While he is excited for the opportunity, Whaley said his selection to the program is bittersweet.

“While I look forward to the opportunity to help educate senior NCOs, the fellowship will mean time spent away from my unit, and the organization that has been a central part of my life for almost three decades,” he said. “My hope is that, in some small way, I can affect the development of sergeants major who will serve throughout the force and then I very much look forward to coming back to the Virginia Guard to share my experiences at the academy.”

Whaley attended Class 44 of the USASMA. Although it was a non-resident course, it culminated with two weeks at the academy at Fort Bliss in May 2019, which is when he was introduced to the fellowship program.

“There were two active component sergeants major who had been selected for the fellowship program there observing our class,” he explained. “At that time, we were made aware of the program and encouraged to apply if the cadre at the academy thought we had aptitude for teaching there.”

Having gone through the academy himself, he saw an opportunity for Army National Guard sergeants major to broaden other components’ understanding of the capabilities and strengths of the National Guard.

“I observed some fundamental knowledge gaps and misunderstandings about the Guard, and hoped I could be an ambassador for the Guard and help to make the experience better for reserve component sergeants major in the course, and also better inform active component sergeants major about the Guard,” Whaley said. “If other components have not worked closely with Guard units yet, it is probably just a matter of time until they do.
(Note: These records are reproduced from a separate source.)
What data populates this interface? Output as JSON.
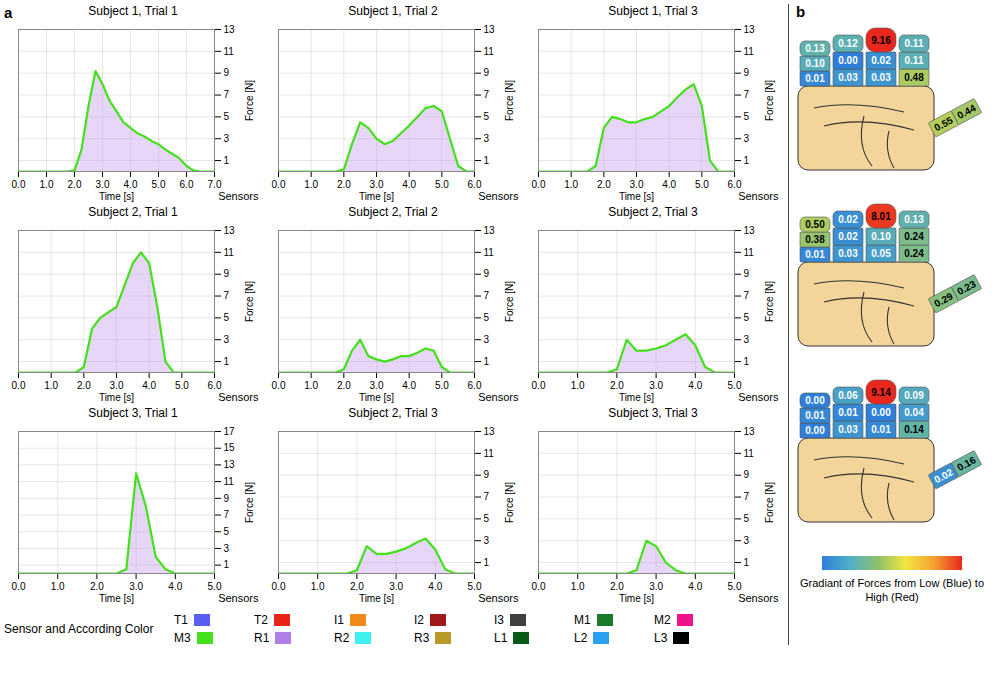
{
  "chart_data": [
    {
      "type": "line",
      "title": "Subject 1, Trial 1",
      "x_label": "Time [s]",
      "y_label": "Force [N]",
      "depth_label": "Sensors",
      "x": [
        0,
        0.25,
        0.5,
        0.75,
        1,
        1.25,
        1.5,
        1.75,
        2,
        2.25,
        2.5,
        2.75,
        3,
        3.25,
        3.5,
        3.75,
        4,
        4.25,
        4.5,
        4.75,
        5,
        5.25,
        5.5,
        5.75,
        6,
        6.25,
        6.5,
        6.75,
        7
      ],
      "series": [
        {
          "name": "M3",
          "color": "#44e01c",
          "values": [
            0,
            0,
            0,
            0,
            0,
            0,
            0,
            0,
            0.1,
            2,
            6,
            9.2,
            8,
            6.5,
            5.5,
            4.5,
            4,
            3.5,
            3.2,
            2.8,
            2.5,
            2,
            1.6,
            1.2,
            0.5,
            0.1,
            0,
            0,
            0
          ]
        }
      ],
      "xlim": [
        0,
        7
      ],
      "xticks": [
        0,
        1,
        2,
        3,
        4,
        5,
        6,
        7
      ],
      "ylim": [
        0,
        13
      ],
      "yticks": [
        1,
        3,
        5,
        7,
        9,
        11,
        13
      ],
      "grid": true
    },
    {
      "type": "line",
      "title": "Subject 1, Trial 2",
      "x_label": "Time [s]",
      "y_label": "Force [N]",
      "depth_label": "Sensors",
      "x": [
        0,
        0.25,
        0.5,
        0.75,
        1,
        1.25,
        1.5,
        1.75,
        2,
        2.25,
        2.5,
        2.75,
        3,
        3.25,
        3.5,
        3.75,
        4,
        4.25,
        4.5,
        4.75,
        5,
        5.25,
        5.5,
        5.75,
        6
      ],
      "series": [
        {
          "name": "M3",
          "color": "#44e01c",
          "values": [
            0,
            0,
            0,
            0,
            0,
            0,
            0,
            0,
            0.2,
            2.5,
            4.5,
            4,
            3,
            2.5,
            2.8,
            3.5,
            4.2,
            5,
            5.8,
            6,
            5.5,
            3,
            0.5,
            0,
            0
          ]
        }
      ],
      "xlim": [
        0,
        6
      ],
      "xticks": [
        0,
        1,
        2,
        3,
        4,
        5,
        6
      ],
      "ylim": [
        0,
        13
      ],
      "yticks": [
        1,
        3,
        5,
        7,
        9,
        11,
        13
      ],
      "grid": true
    },
    {
      "type": "line",
      "title": "Subject 1, Trial 3",
      "x_label": "Time [s]",
      "y_label": "Force [N]",
      "depth_label": "Sensors",
      "x": [
        0,
        0.25,
        0.5,
        0.75,
        1,
        1.25,
        1.5,
        1.75,
        2,
        2.25,
        2.5,
        2.75,
        3,
        3.25,
        3.5,
        3.75,
        4,
        4.25,
        4.5,
        4.75,
        5,
        5.25,
        5.5,
        5.75,
        6
      ],
      "series": [
        {
          "name": "M3",
          "color": "#44e01c",
          "values": [
            0,
            0,
            0,
            0,
            0,
            0,
            0,
            0.5,
            4,
            5,
            4.8,
            4.5,
            4.5,
            4.8,
            5,
            5.5,
            6,
            6.8,
            7.5,
            8,
            6,
            1,
            0,
            0,
            0
          ]
        }
      ],
      "xlim": [
        0,
        6
      ],
      "xticks": [
        0,
        1,
        2,
        3,
        4,
        5,
        6
      ],
      "ylim": [
        0,
        13
      ],
      "yticks": [
        1,
        3,
        5,
        7,
        9,
        11,
        13
      ],
      "grid": true
    },
    {
      "type": "line",
      "title": "Subject 2, Trial 1",
      "x_label": "Time [s]",
      "y_label": "Force [N]",
      "depth_label": "Sensors",
      "x": [
        0,
        0.25,
        0.5,
        0.75,
        1,
        1.25,
        1.5,
        1.75,
        2,
        2.25,
        2.5,
        2.75,
        3,
        3.25,
        3.5,
        3.75,
        4,
        4.25,
        4.5,
        4.75,
        5,
        5.25,
        5.5,
        5.75,
        6
      ],
      "series": [
        {
          "name": "M3",
          "color": "#44e01c",
          "values": [
            0,
            0,
            0,
            0,
            0,
            0,
            0,
            0,
            0.5,
            4,
            5,
            5.5,
            6,
            8,
            10,
            11,
            10,
            6,
            1,
            0,
            0,
            0,
            0,
            0,
            0
          ]
        }
      ],
      "xlim": [
        0,
        6
      ],
      "xticks": [
        0,
        1,
        2,
        3,
        4,
        5,
        6
      ],
      "ylim": [
        0,
        13
      ],
      "yticks": [
        1,
        3,
        5,
        7,
        9,
        11,
        13
      ],
      "grid": true
    },
    {
      "type": "line",
      "title": "Subject 2, Trial 2",
      "x_label": "Time [s]",
      "y_label": "Force [N]",
      "depth_label": "Sensors",
      "x": [
        0,
        0.25,
        0.5,
        0.75,
        1,
        1.25,
        1.5,
        1.75,
        2,
        2.25,
        2.5,
        2.75,
        3,
        3.25,
        3.5,
        3.75,
        4,
        4.25,
        4.5,
        4.75,
        5,
        5.25,
        5.5,
        5.75,
        6
      ],
      "series": [
        {
          "name": "M3",
          "color": "#44e01c",
          "values": [
            0,
            0,
            0,
            0,
            0,
            0,
            0,
            0,
            0.3,
            2,
            3,
            1.5,
            1.2,
            1,
            1.2,
            1.5,
            1.5,
            1.8,
            2.2,
            2,
            0.5,
            0,
            0,
            0,
            0
          ]
        }
      ],
      "xlim": [
        0,
        6
      ],
      "xticks": [
        0,
        1,
        2,
        3,
        4,
        5,
        6
      ],
      "ylim": [
        0,
        13
      ],
      "yticks": [
        1,
        3,
        5,
        7,
        9,
        11,
        13
      ],
      "grid": true
    },
    {
      "type": "line",
      "title": "Subject 2, Trial 3",
      "x_label": "Time [s]",
      "y_label": "Force [N]",
      "depth_label": "Sensors",
      "x": [
        0,
        0.25,
        0.5,
        0.75,
        1,
        1.25,
        1.5,
        1.75,
        2,
        2.25,
        2.5,
        2.75,
        3,
        3.25,
        3.5,
        3.75,
        4,
        4.25,
        4.5,
        4.75,
        5
      ],
      "series": [
        {
          "name": "M3",
          "color": "#44e01c",
          "values": [
            0,
            0,
            0,
            0,
            0,
            0,
            0,
            0,
            0.3,
            3,
            2,
            2,
            2.2,
            2.5,
            3,
            3.5,
            2.5,
            0.5,
            0,
            0,
            0
          ]
        }
      ],
      "xlim": [
        0,
        5
      ],
      "xticks": [
        0,
        1,
        2,
        3,
        4,
        5
      ],
      "ylim": [
        0,
        13
      ],
      "yticks": [
        1,
        3,
        5,
        7,
        9,
        11,
        13
      ],
      "grid": true
    },
    {
      "type": "line",
      "title": "Subject 3, Trial 1",
      "x_label": "Time [s]",
      "y_label": "Force [N]",
      "depth_label": "Sensors",
      "x": [
        0,
        0.25,
        0.5,
        0.75,
        1,
        1.25,
        1.5,
        1.75,
        2,
        2.25,
        2.5,
        2.75,
        3,
        3.25,
        3.5,
        3.75,
        4,
        4.25,
        4.5,
        4.75,
        5
      ],
      "series": [
        {
          "name": "M3",
          "color": "#44e01c",
          "values": [
            0,
            0,
            0,
            0,
            0,
            0,
            0,
            0,
            0,
            0,
            0,
            0.5,
            12,
            8,
            2,
            0.5,
            0,
            0,
            0,
            0,
            0
          ]
        }
      ],
      "xlim": [
        0,
        5
      ],
      "xticks": [
        0,
        1,
        2,
        3,
        4,
        5
      ],
      "ylim": [
        0,
        17
      ],
      "yticks": [
        1,
        3,
        5,
        7,
        9,
        11,
        13,
        15,
        17
      ],
      "grid": true
    },
    {
      "type": "line",
      "title": "Subject 2, Trial 3",
      "x_label": "Time [s]",
      "y_label": "Force [N]",
      "depth_label": "Sensors",
      "x": [
        0,
        0.25,
        0.5,
        0.75,
        1,
        1.25,
        1.5,
        1.75,
        2,
        2.25,
        2.5,
        2.75,
        3,
        3.25,
        3.5,
        3.75,
        4,
        4.25,
        4.5,
        4.75,
        5
      ],
      "series": [
        {
          "name": "M3",
          "color": "#44e01c",
          "values": [
            0,
            0,
            0,
            0,
            0,
            0,
            0,
            0,
            0.3,
            2.5,
            1.8,
            1.8,
            2,
            2.3,
            2.8,
            3.2,
            2.2,
            0.4,
            0,
            0,
            0
          ]
        }
      ],
      "xlim": [
        0,
        5
      ],
      "xticks": [
        0,
        1,
        2,
        3,
        4,
        5
      ],
      "ylim": [
        0,
        13
      ],
      "yticks": [
        1,
        3,
        5,
        7,
        9,
        11,
        13
      ],
      "grid": true
    },
    {
      "type": "line",
      "title": "Subject 3, Trial 3",
      "x_label": "Time [s]",
      "y_label": "Force [N]",
      "depth_label": "Sensors",
      "x": [
        0,
        0.25,
        0.5,
        0.75,
        1,
        1.25,
        1.5,
        1.75,
        2,
        2.25,
        2.5,
        2.75,
        3,
        3.25,
        3.5,
        3.75,
        4,
        4.25,
        4.5,
        4.75,
        5
      ],
      "series": [
        {
          "name": "M3",
          "color": "#44e01c",
          "values": [
            0,
            0,
            0,
            0,
            0,
            0,
            0,
            0,
            0,
            0,
            0.3,
            3,
            2.5,
            1,
            0.3,
            0,
            0,
            0,
            0,
            0,
            0
          ]
        }
      ],
      "xlim": [
        0,
        5
      ],
      "xticks": [
        0,
        1,
        2,
        3,
        4,
        5
      ],
      "ylim": [
        0,
        13
      ],
      "yticks": [
        1,
        3,
        5,
        7,
        9,
        11,
        13
      ],
      "grid": true
    }
  ],
  "panel_labels": [
    "a",
    "b"
  ],
  "sensor_legend": {
    "title": "Sensor and According Color",
    "items": [
      {
        "name": "T1",
        "color": "#5a5ef0"
      },
      {
        "name": "T2",
        "color": "#e8231a"
      },
      {
        "name": "I1",
        "color": "#f08a1c"
      },
      {
        "name": "I2",
        "color": "#a01a1a"
      },
      {
        "name": "I3",
        "color": "#404040"
      },
      {
        "name": "M1",
        "color": "#1a7a2a"
      },
      {
        "name": "M2",
        "color": "#f0148c"
      },
      {
        "name": "M3",
        "color": "#44e01c"
      },
      {
        "name": "R1",
        "color": "#b07ee8"
      },
      {
        "name": "R2",
        "color": "#3ef0f0"
      },
      {
        "name": "R3",
        "color": "#b89a28"
      },
      {
        "name": "L1",
        "color": "#0a5a1a"
      },
      {
        "name": "L2",
        "color": "#2aa0f0"
      },
      {
        "name": "L3",
        "color": "#000000"
      }
    ]
  },
  "hands": [
    {
      "fingers": [
        [
          0.13,
          0.1,
          0.01
        ],
        [
          0.12,
          0.0,
          0.03
        ],
        [
          9.16,
          0.02,
          0.03
        ],
        [
          0.11,
          0.11,
          0.48
        ]
      ],
      "thumb": [
        0.55,
        0.44
      ]
    },
    {
      "fingers": [
        [
          0.5,
          0.38,
          0.01
        ],
        [
          0.02,
          0.02,
          0.03
        ],
        [
          8.01,
          0.1,
          0.05
        ],
        [
          0.13,
          0.24,
          0.24
        ]
      ],
      "thumb": [
        0.29,
        0.23
      ]
    },
    {
      "fingers": [
        [
          0.0,
          0.01,
          0.0
        ],
        [
          0.06,
          0.01,
          0.03
        ],
        [
          9.14,
          0.0,
          0.01
        ],
        [
          0.09,
          0.04,
          0.14
        ]
      ],
      "thumb": [
        0.02,
        0.16
      ]
    }
  ],
  "hand_value_labels": [
    {
      "fingers": [
        [
          "0.13",
          "0.10",
          "0.01"
        ],
        [
          "0.12",
          "0.00",
          "0.03"
        ],
        [
          "9.16",
          "0.02",
          "0.03"
        ],
        [
          "0.11",
          "0.11",
          "0.48"
        ]
      ],
      "thumb": [
        "0.55",
        "0.44"
      ]
    },
    {
      "fingers": [
        [
          "0.50",
          "0.38",
          "0.01"
        ],
        [
          "0.02",
          "0.02",
          "0.03"
        ],
        [
          "8.01",
          "0.10",
          "0.05"
        ],
        [
          "0.13",
          "0.24",
          "0.24"
        ]
      ],
      "thumb": [
        "0.29",
        "0.23"
      ]
    },
    {
      "fingers": [
        [
          "0.00",
          "0.01",
          "0.00"
        ],
        [
          "0.06",
          "0.01",
          "0.03"
        ],
        [
          "9.14",
          "0.00",
          "0.01"
        ],
        [
          "0.09",
          "0.04",
          "0.14"
        ]
      ],
      "thumb": [
        "0.02",
        "0.16"
      ]
    }
  ],
  "color_gradient": {
    "label": "Gradiant of Forces from Low (Blue) to High (Red)"
  }
}
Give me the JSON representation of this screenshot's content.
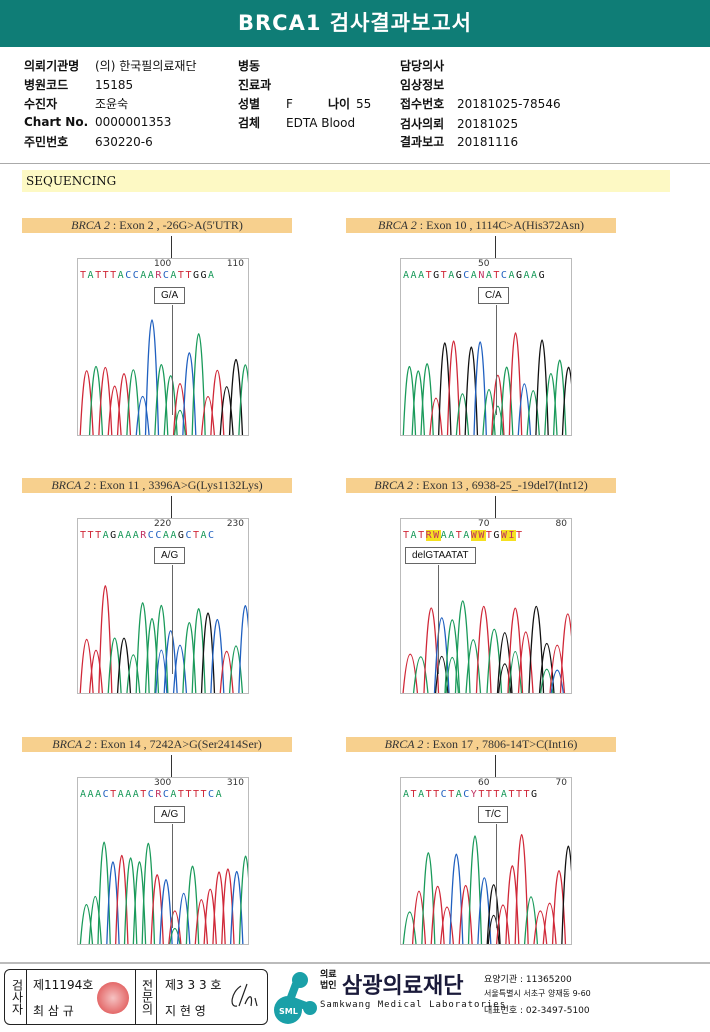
{
  "title": "BRCA1 검사결과보고서",
  "info": {
    "col1": [
      {
        "label": "의뢰기관명",
        "value": "(의) 한국필의료재단"
      },
      {
        "label": "병원코드",
        "value": "15185"
      },
      {
        "label": "수진자",
        "value": "조윤숙"
      },
      {
        "label": "Chart No.",
        "value": "0000001353"
      },
      {
        "label": "주민번호",
        "value": "630220-6"
      }
    ],
    "col2": [
      {
        "label": "병동",
        "value": ""
      },
      {
        "label": "진료과",
        "value": ""
      },
      {
        "label": "성별",
        "value": "F"
      },
      {
        "label": "검체",
        "value": "EDTA Blood"
      }
    ],
    "age": {
      "label": "나이",
      "value": "55"
    },
    "col3": [
      {
        "label": "담당의사",
        "value": ""
      },
      {
        "label": "임상정보",
        "value": ""
      },
      {
        "label": "접수번호",
        "value": "20181025-78546"
      },
      {
        "label": "검사의뢰",
        "value": "20181025"
      },
      {
        "label": "결과보고",
        "value": "20181116"
      }
    ]
  },
  "section": "SEQUENCING",
  "panels": [
    {
      "gene": "BRCA 2",
      "desc": " : Exon 2 , -26G>A(5'UTR)",
      "pos1": "100",
      "pos2": "110",
      "calls": "TATTTACCAARCATTGGA",
      "mutation": "G/A"
    },
    {
      "gene": "BRCA 2",
      "desc": " : Exon 10 , 1114C>A(His372Asn)",
      "pos1": "50",
      "pos2": "",
      "calls": "AAATGTAGCANATCAGAAG",
      "mutation": "C/A"
    },
    {
      "gene": "BRCA 2",
      "desc": " : Exon 11 , 3396A>G(Lys1132Lys)",
      "pos1": "220",
      "pos2": "230",
      "calls": "TTTAGAAARCCAAGCTAC",
      "mutation": "A/G"
    },
    {
      "gene": "BRCA 2",
      "desc": " : Exon 13 , 6938-25_-19del7(Int12)",
      "pos1": "70",
      "pos2": "80",
      "calls": "TATRWAATAWWTGWIT",
      "mutation": "delGTAATAT"
    },
    {
      "gene": "BRCA 2",
      "desc": " : Exon 14 , 7242A>G(Ser2414Ser)",
      "pos1": "300",
      "pos2": "310",
      "calls": "AAACTAAATCRCATTTTCA",
      "mutation": "A/G"
    },
    {
      "gene": "BRCA 2",
      "desc": " : Exon 17 , 7806-14T>C(Int16)",
      "pos1": "60",
      "pos2": "70",
      "calls": "ATATTCTACYTTTATTTG",
      "mutation": "T/C"
    }
  ],
  "footer": {
    "examiner_label": "검사자",
    "examiner_no": "제11194호",
    "examiner_name": "최 삼 규",
    "specialist_label": "전문의",
    "specialist_no": "제3 3 3 호",
    "specialist_name": "지 현 영",
    "logo_text": "SML",
    "corp_prefix": "의료법인",
    "org_name": "삼광의료재단",
    "org_en": "Samkwang Medical Laboratories",
    "code": "요양기관 : 11365200",
    "address": "서울특별시 서초구 양재동 9-60",
    "phone": "대표번호 : 02-3497-5100"
  },
  "colors": {
    "header": "#0f7d76",
    "A": "#1a9a5a",
    "T": "#d02838",
    "C": "#2060c0",
    "G": "#111111"
  }
}
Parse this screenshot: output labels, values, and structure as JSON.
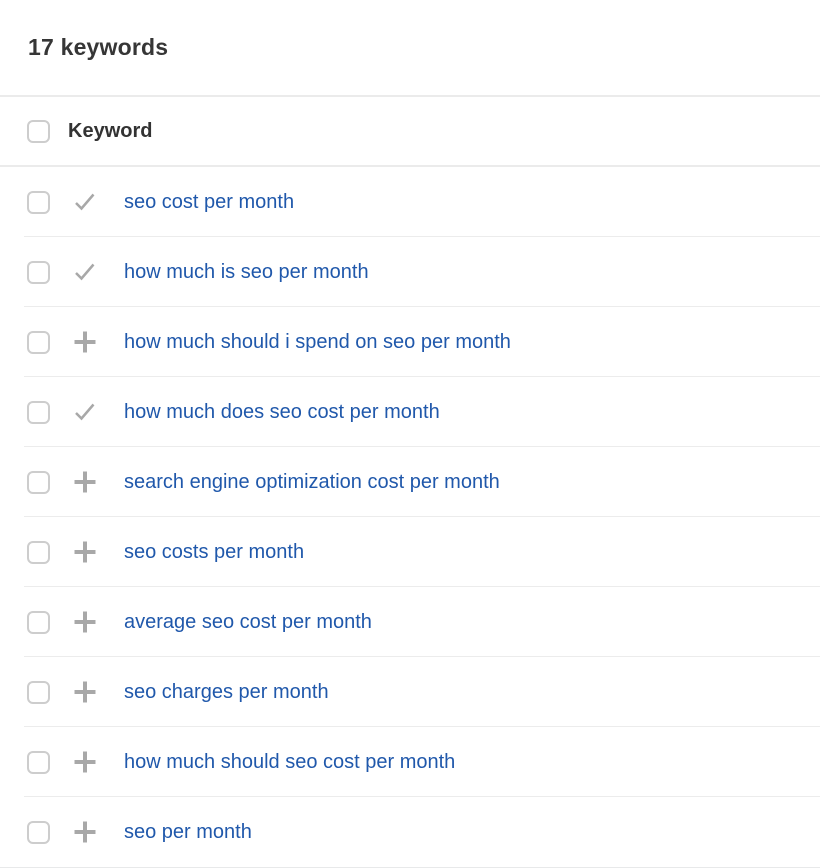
{
  "header": {
    "title": "17 keywords"
  },
  "table": {
    "column_header": "Keyword",
    "select_all_checked": false,
    "rows": [
      {
        "keyword": "seo cost per month",
        "status": "added",
        "icon": "check-icon",
        "checked": false
      },
      {
        "keyword": "how much is seo per month",
        "status": "added",
        "icon": "check-icon",
        "checked": false
      },
      {
        "keyword": "how much should i spend on seo per month",
        "status": "add",
        "icon": "plus-icon",
        "checked": false
      },
      {
        "keyword": "how much does seo cost per month",
        "status": "added",
        "icon": "check-icon",
        "checked": false
      },
      {
        "keyword": "search engine optimization cost per month",
        "status": "add",
        "icon": "plus-icon",
        "checked": false
      },
      {
        "keyword": "seo costs per month",
        "status": "add",
        "icon": "plus-icon",
        "checked": false
      },
      {
        "keyword": "average seo cost per month",
        "status": "add",
        "icon": "plus-icon",
        "checked": false
      },
      {
        "keyword": "seo charges per month",
        "status": "add",
        "icon": "plus-icon",
        "checked": false
      },
      {
        "keyword": "how much should seo cost per month",
        "status": "add",
        "icon": "plus-icon",
        "checked": false
      },
      {
        "keyword": "seo per month",
        "status": "add",
        "icon": "plus-icon",
        "checked": false
      }
    ]
  },
  "colors": {
    "keyword_link_blue": "#2058ab",
    "icon_gray": "#a8a8a8",
    "divider_gray": "#ececec",
    "bottom_divider_gray": "#e8e9ea",
    "checkbox_border": "#cdcdcd",
    "heading_text": "#363636"
  }
}
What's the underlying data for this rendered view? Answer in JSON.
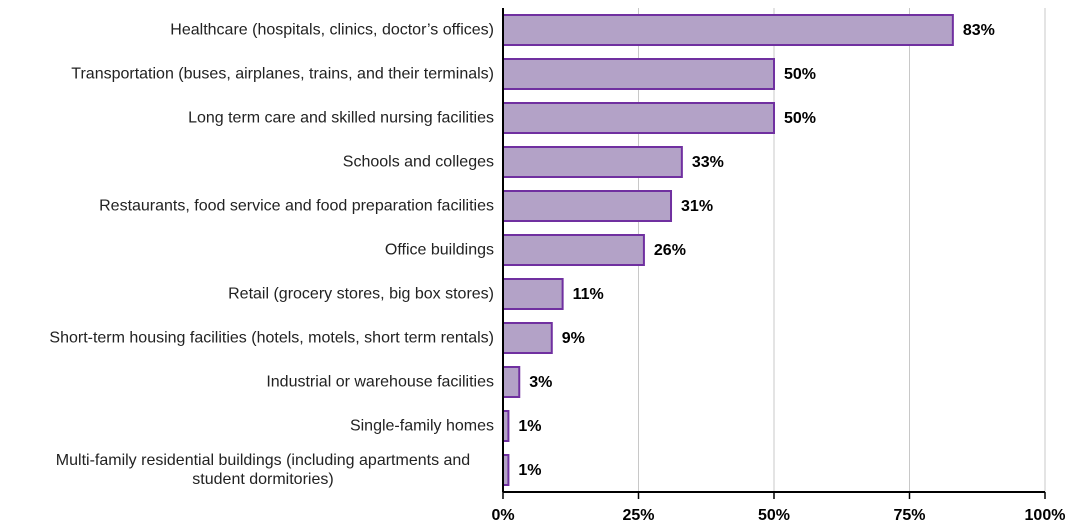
{
  "chart_data": {
    "type": "barh",
    "categories": [
      "Healthcare  (hospitals,  clinics, doctor’s offices)",
      "Transportation (buses, airplanes, trains, and their terminals)",
      "Long term care and skilled nursing facilities",
      "Schools and colleges",
      "Restaurants, food service and food preparation facilities",
      "Office buildings",
      "Retail (grocery stores, big box stores)",
      "Short-term housing facilities (hotels, motels, short term rentals)",
      "Industrial or warehouse facilities",
      "Single-family homes",
      "Multi-family residential buildings (including apartments and student dormitories)"
    ],
    "values": [
      83,
      50,
      50,
      33,
      31,
      26,
      11,
      9,
      3,
      1,
      1
    ],
    "value_labels": [
      "83%",
      "50%",
      "50%",
      "33%",
      "31%",
      "26%",
      "11%",
      "9%",
      "3%",
      "1%",
      "1%"
    ],
    "color": "#b3a2c7",
    "edge_color": "#7030a0",
    "xlim": [
      0,
      100
    ],
    "xticks": [
      {
        "value": 0,
        "label": "0%"
      },
      {
        "value": 25,
        "label": "25%"
      },
      {
        "value": 50,
        "label": "50%"
      },
      {
        "value": 75,
        "label": "75%"
      },
      {
        "value": 100,
        "label": "100%"
      }
    ],
    "grid": true
  }
}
I also want to communicate to students in the academy some of the lessons I've learned and things I wish someone had told me while going through the course.”

While he is looking forward to sharing his knowledge, he will continue to learn and increase his own knowledge.

“I hope to gain a better understanding from the ‘inside’ of how our top levels of NCOES are taught,” Whaley said. “I also hope to refine my skills as an educator. Being an NCO is very much about teaching, and I hope the academy experience will help me refine my teaching abilities, and provide me with techniques and procedures I can bring back to Virginia; hopefully making our team even stronger.”